I was obviously extremely upset and agitated. This is the United States of America, money is important. You can’t just put somebody in this position and jeopardize their livelihood. I tried to resolve the problem but it only created more things never recovered. The ordeal eventually contaminated the relationship with my partner when she sided with the folks from Germany, stating I should just get over it and find another job. I felt betrayed and marginalized. My trust was violated and my relationship ended as a result. I had been staying with my partner while the business transitioned with the intent to return to the inn after the sales. After the separation, I was asked to leave her home immediately, last August. I had burned through a lot my savings waiting for the business to change hands and finding another location with so little warning put a lot pressure on my reaming resources. I was able to transition well enough but I was having a lot of trouble finding work with the compensation needed to support my world. Regardless, I took what I could find because it’s what needed to be done. The numbers never worked. I was slowly burning through everything. I have a son in college, car payments, bills associated with the occupation of a residents and I was paying rent that was substantially more the my current salary could support.

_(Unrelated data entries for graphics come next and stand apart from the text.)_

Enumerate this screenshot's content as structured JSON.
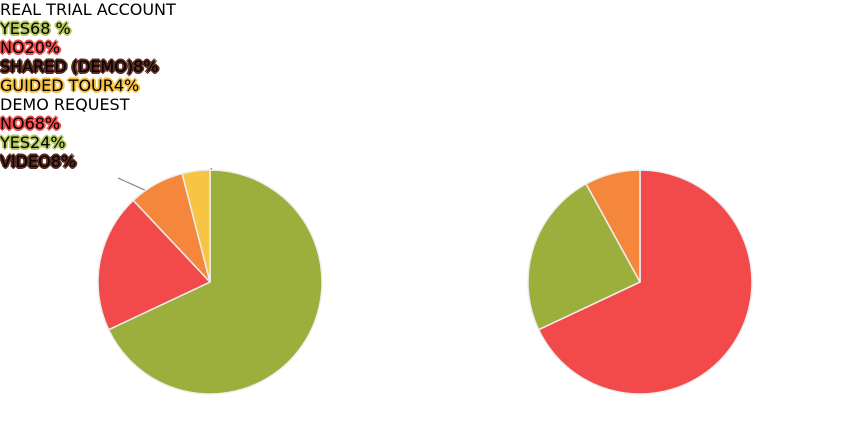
{
  "chart_data": [
    {
      "type": "pie",
      "title": "REAL TRIAL\nACCOUNT",
      "categories": [
        "YES",
        "NO",
        "SHARED\n(DEMO)",
        "GUIDED\nTOUR"
      ],
      "values": [
        68,
        20,
        8,
        4
      ],
      "value_labels": [
        "68 %",
        "20%",
        "8%",
        "4%"
      ],
      "colors": [
        "#9caf3c",
        "#f24a4a",
        "#f5873c",
        "#f8c444"
      ]
    },
    {
      "type": "pie",
      "title": "DEMO\nREQUEST",
      "categories": [
        "NO",
        "YES",
        "VIDEO"
      ],
      "values": [
        68,
        24,
        8
      ],
      "value_labels": [
        "68%",
        "24%",
        "8%"
      ],
      "colors": [
        "#f24a4a",
        "#9caf3c",
        "#f5873c"
      ]
    }
  ]
}
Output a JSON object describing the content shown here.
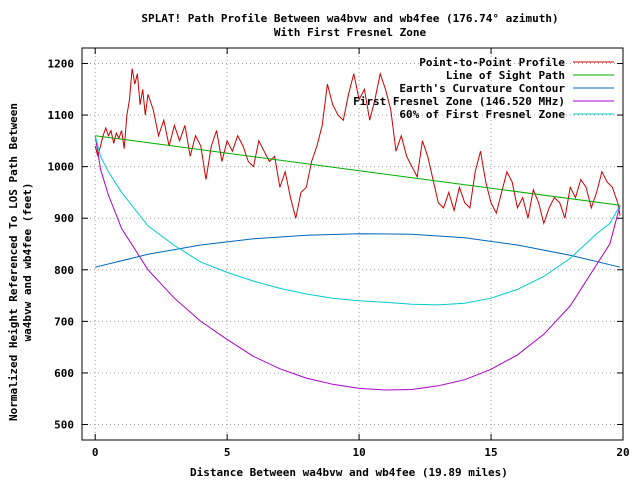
{
  "chart_data": {
    "type": "line",
    "title": "SPLAT! Path Profile Between wa4bvw and wb4fee (176.74° azimuth)",
    "subtitle": "With First Fresnel Zone",
    "xlabel": "Distance Between wa4bvw and wb4fee (19.89 miles)",
    "ylabel_lines": [
      "Normalized Height Referenced To LOS Path Between",
      "wa4bvw and wb4fee (feet)"
    ],
    "xlim": [
      -0.5,
      20
    ],
    "ylim": [
      470,
      1230
    ],
    "xticks": [
      0,
      5,
      10,
      15,
      20
    ],
    "yticks": [
      500,
      600,
      700,
      800,
      900,
      1000,
      1100,
      1200
    ],
    "grid": true,
    "legend_position": "top-right",
    "series": [
      {
        "name": "Point-to-Point Profile",
        "color": "#cc0000",
        "x": [
          0.0,
          0.1,
          0.2,
          0.3,
          0.4,
          0.5,
          0.6,
          0.7,
          0.8,
          0.9,
          1.0,
          1.1,
          1.2,
          1.3,
          1.4,
          1.5,
          1.6,
          1.7,
          1.8,
          1.9,
          2.0,
          2.2,
          2.4,
          2.6,
          2.8,
          3.0,
          3.2,
          3.4,
          3.6,
          3.8,
          4.0,
          4.2,
          4.4,
          4.6,
          4.8,
          5.0,
          5.2,
          5.4,
          5.6,
          5.8,
          6.0,
          6.2,
          6.4,
          6.6,
          6.8,
          7.0,
          7.2,
          7.4,
          7.6,
          7.8,
          8.0,
          8.2,
          8.4,
          8.6,
          8.8,
          9.0,
          9.2,
          9.4,
          9.6,
          9.8,
          10.0,
          10.2,
          10.4,
          10.6,
          10.8,
          11.0,
          11.2,
          11.4,
          11.6,
          11.8,
          12.0,
          12.2,
          12.4,
          12.6,
          12.8,
          13.0,
          13.2,
          13.4,
          13.6,
          13.8,
          14.0,
          14.2,
          14.4,
          14.6,
          14.8,
          15.0,
          15.2,
          15.4,
          15.6,
          15.8,
          16.0,
          16.2,
          16.4,
          16.6,
          16.8,
          17.0,
          17.2,
          17.4,
          17.6,
          17.8,
          18.0,
          18.2,
          18.4,
          18.6,
          18.8,
          19.0,
          19.2,
          19.4,
          19.6,
          19.8,
          19.89
        ],
        "y": [
          1040,
          1020,
          1040,
          1060,
          1075,
          1060,
          1070,
          1045,
          1065,
          1055,
          1070,
          1035,
          1100,
          1130,
          1190,
          1160,
          1180,
          1120,
          1150,
          1100,
          1140,
          1110,
          1060,
          1090,
          1040,
          1080,
          1050,
          1080,
          1020,
          1060,
          1040,
          975,
          1040,
          1070,
          1010,
          1050,
          1030,
          1060,
          1040,
          1010,
          1000,
          1050,
          1030,
          1010,
          1020,
          960,
          990,
          940,
          900,
          950,
          960,
          1010,
          1040,
          1080,
          1160,
          1120,
          1100,
          1090,
          1140,
          1180,
          1130,
          1150,
          1090,
          1130,
          1180,
          1150,
          1110,
          1030,
          1060,
          1020,
          1000,
          980,
          1050,
          1020,
          975,
          930,
          920,
          950,
          915,
          960,
          930,
          920,
          990,
          1030,
          970,
          930,
          910,
          950,
          990,
          970,
          920,
          940,
          900,
          955,
          930,
          890,
          920,
          940,
          930,
          900,
          960,
          940,
          975,
          960,
          920,
          950,
          990,
          970,
          960,
          930,
          905
        ]
      },
      {
        "name": "Line of Sight Path",
        "color": "#00aa00",
        "x": [
          0,
          19.89
        ],
        "y": [
          1060,
          925
        ]
      },
      {
        "name": "Earth's Curvature Contour",
        "color": "#0066bb",
        "x": [
          0,
          2,
          4,
          6,
          8,
          10,
          12,
          14,
          16,
          18,
          19.89
        ],
        "y": [
          805,
          830,
          848,
          860,
          867,
          870,
          869,
          862,
          848,
          828,
          805
        ]
      },
      {
        "name": "First Fresnel Zone (146.520 MHz)",
        "color": "#aa00cc",
        "x": [
          0,
          0.2,
          0.5,
          1,
          2,
          3,
          4,
          5,
          6,
          7,
          8,
          9,
          10,
          11,
          12,
          13,
          14,
          15,
          16,
          17,
          18,
          19,
          19.5,
          19.89
        ],
        "y": [
          1060,
          995,
          945,
          880,
          800,
          745,
          700,
          665,
          632,
          608,
          590,
          578,
          570,
          567,
          568,
          575,
          587,
          607,
          635,
          675,
          730,
          810,
          850,
          925
        ]
      },
      {
        "name": "60% of First Fresnel Zone",
        "color": "#00cccc",
        "x": [
          0,
          0.2,
          0.5,
          1,
          2,
          3,
          4,
          5,
          6,
          7,
          8,
          9,
          10,
          11,
          12,
          13,
          14,
          15,
          16,
          17,
          18,
          19,
          19.5,
          19.89
        ],
        "y": [
          1060,
          1020,
          990,
          950,
          885,
          847,
          815,
          795,
          778,
          764,
          753,
          745,
          740,
          737,
          733,
          732,
          735,
          745,
          762,
          787,
          822,
          870,
          890,
          925
        ]
      }
    ],
    "legend_labels": [
      "Point-to-Point Profile",
      "Line of Sight Path",
      "Earth's Curvature Contour",
      "First Fresnel Zone (146.520 MHz)",
      "60% of First Fresnel Zone"
    ]
  }
}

5 months later, I had to move all of belongings into storage and I started sleeping on a couch in my friends basement. Normally I would rely on family during a time like this I suppose. With the news that I was the product of a one night stand a rift was formed and I had no where else to go. I was trying to be grateful. I kept telling myself that are people a lot worse of than I am. But, I didn’t handle this transition well. When my son came to visit me and I saw the look on his face when he saw where I am staying and sleeping, it was more than I could take. I became extremely depressed which effected everything in my life. Trying maintain in the face of this adversity I decided to try antidepressants which only resulted in me having extremely bad reaction the medication. I ended up needing care, missing time at work and losing my job.
In the span of one year I have lost everything and have been pushed to my emotional limits. It makes me realize how just a few subtle events, seemingly harmless at their passing, can change the course of your entire life.
Now, in 2019, I am looking for a event to change my life. A guiding light. I am asking for help from anyone who may read this and have some understanding of what I am going through. Some compassion and sympathy for my situation.
If I could get back on my feet, back in a proper dwelling I know I can over come this adversity, I just need someone to believe in me. Someone who is willing to give me a boost so I can get started again. Alone, I fear I will never recover. It is a mathematical impossibility. Too much damage has already been inflicted.
Please, if anything is willing to help me on this journey you will have my eternal gratitude. Any donation will help me get back on my feet put me in direction of having a home again.
This soul needs a beacon of light and love. A path back.
Love those around you and show them how important they are to you.